One exception to this pattern does appear, however. Students in online courses reporting high teaching presence also report higher cognitive presence than do similar students in hybrid courses. Membership in the high teaching presence cluster appears therefore to have a greater impact on cognitive presence of online students than students who had at least some opportunity for face-to-face interaction with their instructors and classmates. It appears that, in the absence of opportunities for synchronous, moment-by-moment negotiation of meaning that occurs in the classroom, good teaching presence matters to an even greater extent.

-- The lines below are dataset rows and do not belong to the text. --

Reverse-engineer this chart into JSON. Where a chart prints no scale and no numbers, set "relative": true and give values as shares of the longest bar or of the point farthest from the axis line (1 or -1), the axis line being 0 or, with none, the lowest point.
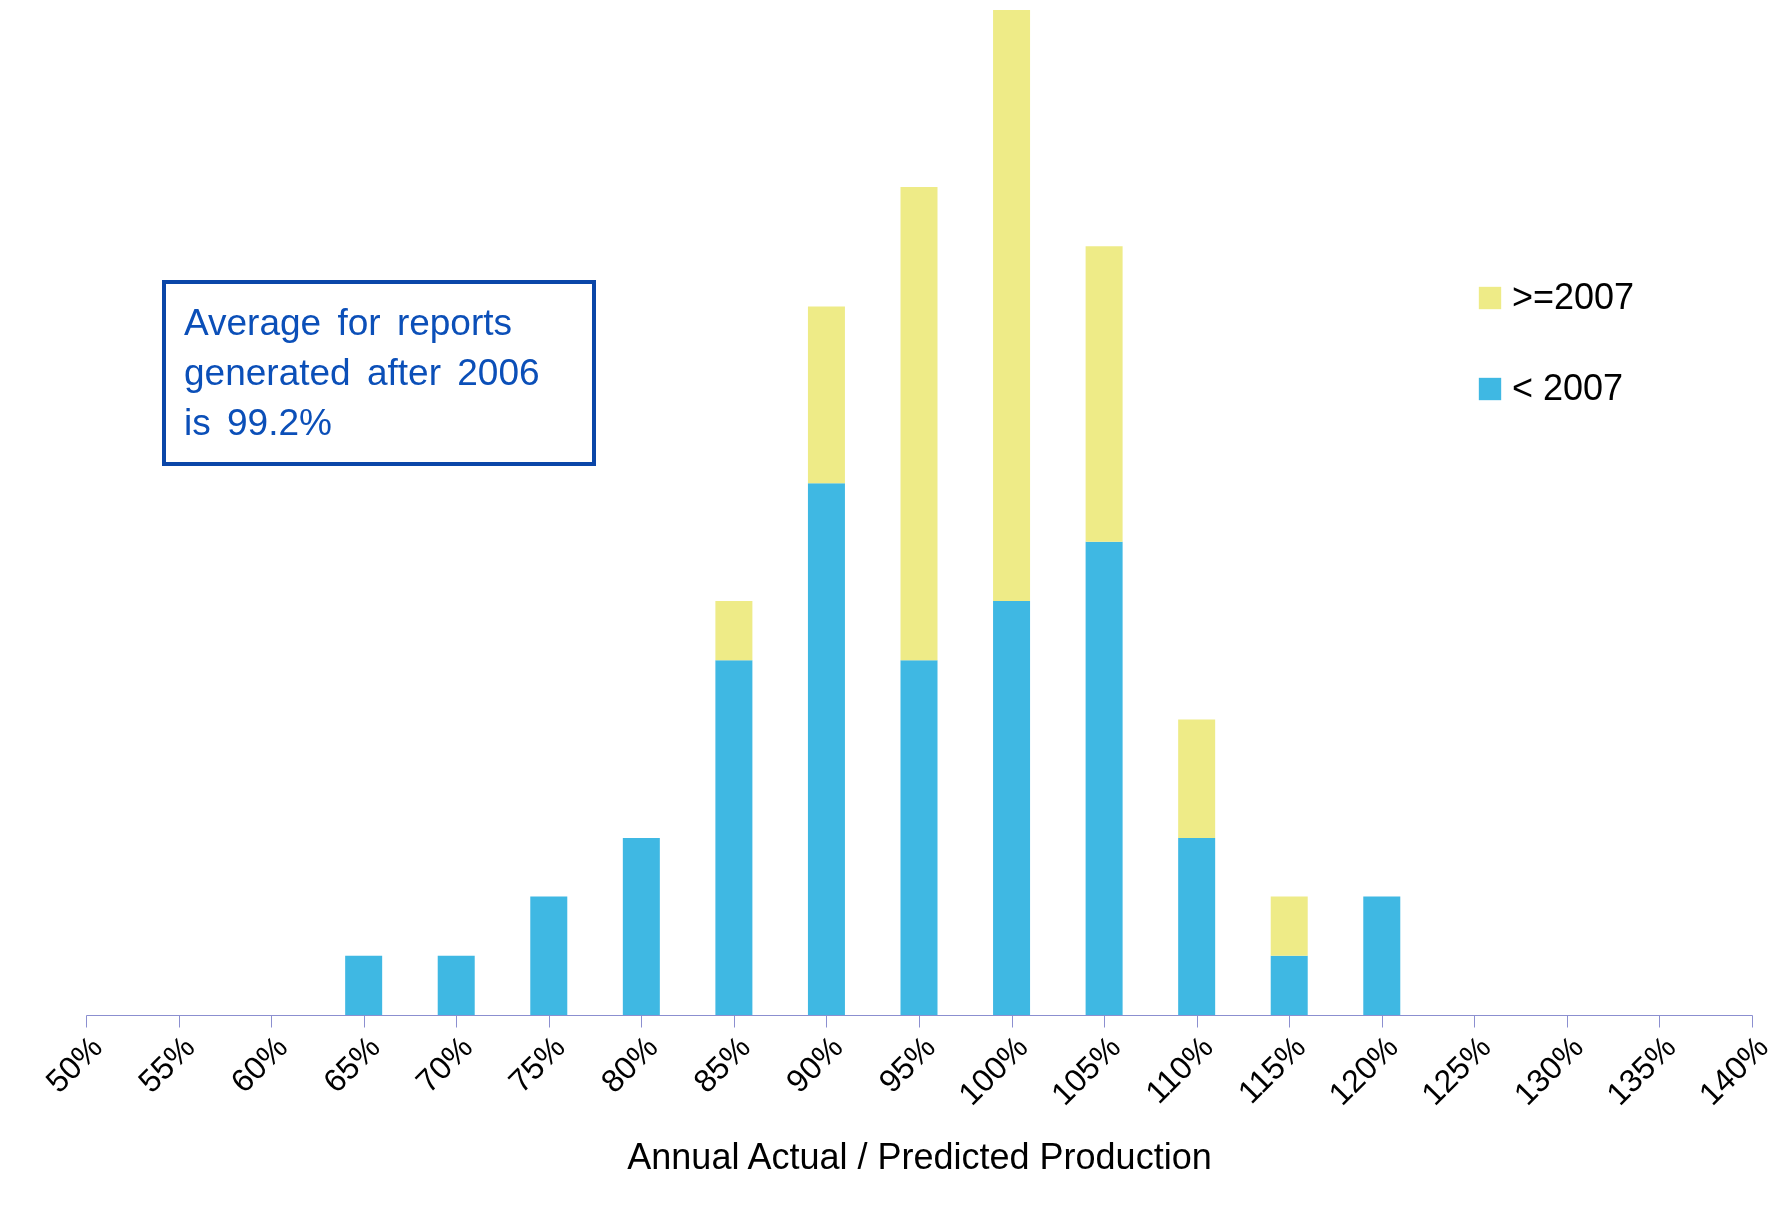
{
  "chart_data": {
    "type": "bar",
    "stacked": true,
    "relative": true,
    "xlabel": "Annual Actual / Predicted Production",
    "categories": [
      "50%",
      "55%",
      "60%",
      "65%",
      "70%",
      "75%",
      "80%",
      "85%",
      "90%",
      "95%",
      "100%",
      "105%",
      "110%",
      "115%",
      "120%",
      "125%",
      "130%",
      "135%",
      "140%"
    ],
    "series": [
      {
        "name": "< 2007",
        "color": "#3fb8e3",
        "values": [
          null,
          null,
          null,
          0.059,
          0.059,
          0.118,
          0.176,
          0.353,
          0.529,
          0.353,
          0.412,
          0.471,
          0.176,
          0.059,
          0.118,
          null,
          null,
          null,
          null
        ]
      },
      {
        "name": ">=2007",
        "color": "#eeeb87",
        "values": [
          null,
          null,
          null,
          null,
          null,
          null,
          null,
          0.059,
          0.176,
          0.471,
          0.588,
          0.294,
          0.118,
          0.059,
          null,
          null,
          null,
          null,
          null
        ]
      }
    ],
    "legend": "top right",
    "annotations": [
      "Average for reports generated after 2006 is 99.2%"
    ]
  }
}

In comparing these finding with theoretical work conducted by Anderson (2003) who posited an equivalency model with regard to the value of interaction in online courses, we find similarities and differences. Anderson (2003) asserted that,

Deep and meaningful formal learning is supported as long as one of the three forms of interaction (student–teacher; student–student; student-content) is at a high level. The other two may be offered at minimal levels, or even eliminated, without degrading the educational experience (p. 4).

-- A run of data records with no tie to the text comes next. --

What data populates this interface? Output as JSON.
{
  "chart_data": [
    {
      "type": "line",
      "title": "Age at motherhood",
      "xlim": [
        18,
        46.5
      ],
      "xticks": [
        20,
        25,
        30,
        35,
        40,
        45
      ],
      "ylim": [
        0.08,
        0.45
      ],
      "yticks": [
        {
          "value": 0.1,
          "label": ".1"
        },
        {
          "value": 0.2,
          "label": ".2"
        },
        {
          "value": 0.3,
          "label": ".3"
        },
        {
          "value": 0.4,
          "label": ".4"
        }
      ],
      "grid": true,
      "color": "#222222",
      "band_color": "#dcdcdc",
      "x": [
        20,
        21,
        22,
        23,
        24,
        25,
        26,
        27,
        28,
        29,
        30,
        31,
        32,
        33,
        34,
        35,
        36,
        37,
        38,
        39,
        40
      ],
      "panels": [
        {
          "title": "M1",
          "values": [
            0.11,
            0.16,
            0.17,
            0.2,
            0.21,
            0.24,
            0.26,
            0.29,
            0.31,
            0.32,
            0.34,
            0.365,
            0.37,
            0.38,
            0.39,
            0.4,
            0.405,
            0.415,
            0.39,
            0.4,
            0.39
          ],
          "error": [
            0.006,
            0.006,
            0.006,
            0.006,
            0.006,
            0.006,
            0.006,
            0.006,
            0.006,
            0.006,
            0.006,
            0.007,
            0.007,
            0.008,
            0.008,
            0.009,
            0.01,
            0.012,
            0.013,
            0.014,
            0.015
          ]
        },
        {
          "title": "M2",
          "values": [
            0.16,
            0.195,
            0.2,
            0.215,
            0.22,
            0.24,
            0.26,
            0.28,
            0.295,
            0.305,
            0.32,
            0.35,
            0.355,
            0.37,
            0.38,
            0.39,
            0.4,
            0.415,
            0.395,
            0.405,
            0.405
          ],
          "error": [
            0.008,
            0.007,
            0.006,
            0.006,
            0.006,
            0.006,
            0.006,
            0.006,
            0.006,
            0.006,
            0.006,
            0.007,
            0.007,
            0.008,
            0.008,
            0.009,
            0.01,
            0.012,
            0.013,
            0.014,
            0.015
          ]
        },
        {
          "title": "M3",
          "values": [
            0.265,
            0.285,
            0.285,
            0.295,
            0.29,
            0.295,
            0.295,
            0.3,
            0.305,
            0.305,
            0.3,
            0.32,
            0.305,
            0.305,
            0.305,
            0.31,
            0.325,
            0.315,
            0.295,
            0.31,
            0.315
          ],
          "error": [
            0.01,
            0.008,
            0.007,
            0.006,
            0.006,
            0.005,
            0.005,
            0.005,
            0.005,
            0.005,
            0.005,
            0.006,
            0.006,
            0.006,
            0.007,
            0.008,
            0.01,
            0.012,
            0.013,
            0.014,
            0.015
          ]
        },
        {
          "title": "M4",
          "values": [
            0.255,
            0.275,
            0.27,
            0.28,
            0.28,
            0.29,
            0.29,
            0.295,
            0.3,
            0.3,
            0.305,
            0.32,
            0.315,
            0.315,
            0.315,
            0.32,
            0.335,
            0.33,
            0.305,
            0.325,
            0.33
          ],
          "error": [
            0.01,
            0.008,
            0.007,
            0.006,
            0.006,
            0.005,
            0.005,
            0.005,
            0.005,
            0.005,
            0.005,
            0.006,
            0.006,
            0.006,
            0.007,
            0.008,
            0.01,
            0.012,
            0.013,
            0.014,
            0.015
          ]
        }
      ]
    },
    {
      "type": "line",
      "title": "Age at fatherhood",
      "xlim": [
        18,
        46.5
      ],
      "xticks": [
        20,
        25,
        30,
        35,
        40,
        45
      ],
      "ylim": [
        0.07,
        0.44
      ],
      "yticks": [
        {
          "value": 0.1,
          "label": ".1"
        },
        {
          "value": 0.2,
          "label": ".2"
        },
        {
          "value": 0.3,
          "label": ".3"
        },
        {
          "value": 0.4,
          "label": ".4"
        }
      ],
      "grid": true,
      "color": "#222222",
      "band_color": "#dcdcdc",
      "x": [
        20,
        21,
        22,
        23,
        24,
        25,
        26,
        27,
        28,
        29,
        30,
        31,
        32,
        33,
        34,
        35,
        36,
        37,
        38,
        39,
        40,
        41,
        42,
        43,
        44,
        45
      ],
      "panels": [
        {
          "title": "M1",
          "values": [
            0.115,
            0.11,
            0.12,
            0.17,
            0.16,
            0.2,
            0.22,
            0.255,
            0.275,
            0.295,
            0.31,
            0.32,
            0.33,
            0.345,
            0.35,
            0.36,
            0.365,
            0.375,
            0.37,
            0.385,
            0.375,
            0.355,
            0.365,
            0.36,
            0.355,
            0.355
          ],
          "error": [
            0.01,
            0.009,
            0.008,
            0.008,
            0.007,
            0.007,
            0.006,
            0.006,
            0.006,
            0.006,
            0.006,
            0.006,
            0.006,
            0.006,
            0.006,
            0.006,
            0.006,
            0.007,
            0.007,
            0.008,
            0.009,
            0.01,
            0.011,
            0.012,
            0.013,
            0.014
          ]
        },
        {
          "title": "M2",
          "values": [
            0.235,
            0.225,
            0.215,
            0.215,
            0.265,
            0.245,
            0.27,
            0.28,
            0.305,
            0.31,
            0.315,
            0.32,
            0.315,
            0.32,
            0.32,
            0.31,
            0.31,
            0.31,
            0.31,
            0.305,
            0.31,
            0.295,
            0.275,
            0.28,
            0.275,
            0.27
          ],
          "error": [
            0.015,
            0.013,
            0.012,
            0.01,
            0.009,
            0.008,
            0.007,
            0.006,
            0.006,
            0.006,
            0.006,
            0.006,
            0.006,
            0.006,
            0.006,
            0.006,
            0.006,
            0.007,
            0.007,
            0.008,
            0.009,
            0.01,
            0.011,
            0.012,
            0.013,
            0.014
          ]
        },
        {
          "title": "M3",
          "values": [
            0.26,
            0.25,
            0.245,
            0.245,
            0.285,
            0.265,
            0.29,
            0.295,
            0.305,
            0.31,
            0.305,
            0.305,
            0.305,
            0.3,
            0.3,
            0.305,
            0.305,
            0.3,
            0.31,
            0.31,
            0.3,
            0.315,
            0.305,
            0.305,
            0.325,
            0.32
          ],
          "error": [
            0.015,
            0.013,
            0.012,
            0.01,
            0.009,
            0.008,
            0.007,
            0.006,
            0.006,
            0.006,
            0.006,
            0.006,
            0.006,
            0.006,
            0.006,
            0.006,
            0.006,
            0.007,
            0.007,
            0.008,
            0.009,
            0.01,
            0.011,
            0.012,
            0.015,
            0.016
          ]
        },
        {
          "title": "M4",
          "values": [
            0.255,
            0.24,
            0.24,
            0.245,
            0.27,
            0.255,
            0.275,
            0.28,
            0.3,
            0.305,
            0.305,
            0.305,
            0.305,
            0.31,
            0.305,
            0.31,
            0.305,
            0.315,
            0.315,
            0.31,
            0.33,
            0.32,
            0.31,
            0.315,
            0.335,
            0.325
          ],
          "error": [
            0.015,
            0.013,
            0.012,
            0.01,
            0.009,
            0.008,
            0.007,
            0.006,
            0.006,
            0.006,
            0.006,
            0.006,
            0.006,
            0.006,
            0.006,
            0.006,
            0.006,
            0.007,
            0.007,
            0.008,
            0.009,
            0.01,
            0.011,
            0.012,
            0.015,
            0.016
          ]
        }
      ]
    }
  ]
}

Results of the present study suggest that variance in student ratings of their cognitive presence levels can be accounted for by variance in their assessments of teaching and social presence in their online courses. For example in conditions in which reports of social presence are low, higher levels of cognitive presence are evident when teaching presence is rated highly. The corollary is also true, i.e. when assessments of teaching presence are low ratings of cognitive presence improve significantly when social presence is rated highly. We would diverge with structure of Anderson’s equivalency theory only to the extent that he suggests that one form can be eliminated without degrading the educational experience. Results here suggest that the highest levels of cognitive presence are evident when students rate both teaching and social presence most highly. This holds true in both online and hybrid course settings, though as demonstrated the value of teaching presence appears to be even higher among fully online students. We therefore suggest that teachers and instructional designers need to work to develop both forms of presence. These results suggest that the elimination of either would degrade the quality of the educational experience as reflected in the multivariate measure of learning subsumed under the concept of cognitive presence.

Limitations

All of the limitations inherent in student self reports of phenomena apply to the current study. Further, representativeness of respondents is not guaranteed in large scale surveys with limited response rates, though efforts were made to mitigate this through sampling procedures. It should also be noted that systematic course redesign has been well documented to result in better learning outcomes (and lower institutional costs) in many online education settings (National Center for Public Policy and Higher Education 2005; Twigg 2003). It should also be noted that the courses included in this study were designed and taught with the systematic support of an online education program that has greater maturity in the development of fully online courses than in the emergent pedagogical approaches to hybrid course design. Differences in cognitive presence scores possibly attributable to superior online course design may therefore be of limited duration and as hybrid course designs continue to improve would likely disappear.

Finally, additional research is needed to confirm these results using different methods. Comparative content analysis of courses with high teaching, social, and cognitive presence clusters relative to courses with lower clusters would be a logical follow up to the current study. Looking for evidence of significant learning that exists outside of threaded discussion or other communicative processes is also recommended. We feel these strategies shows potential for revealing additional insights into processes and dynamics of online learning outlined in the Community of Inquiry framework.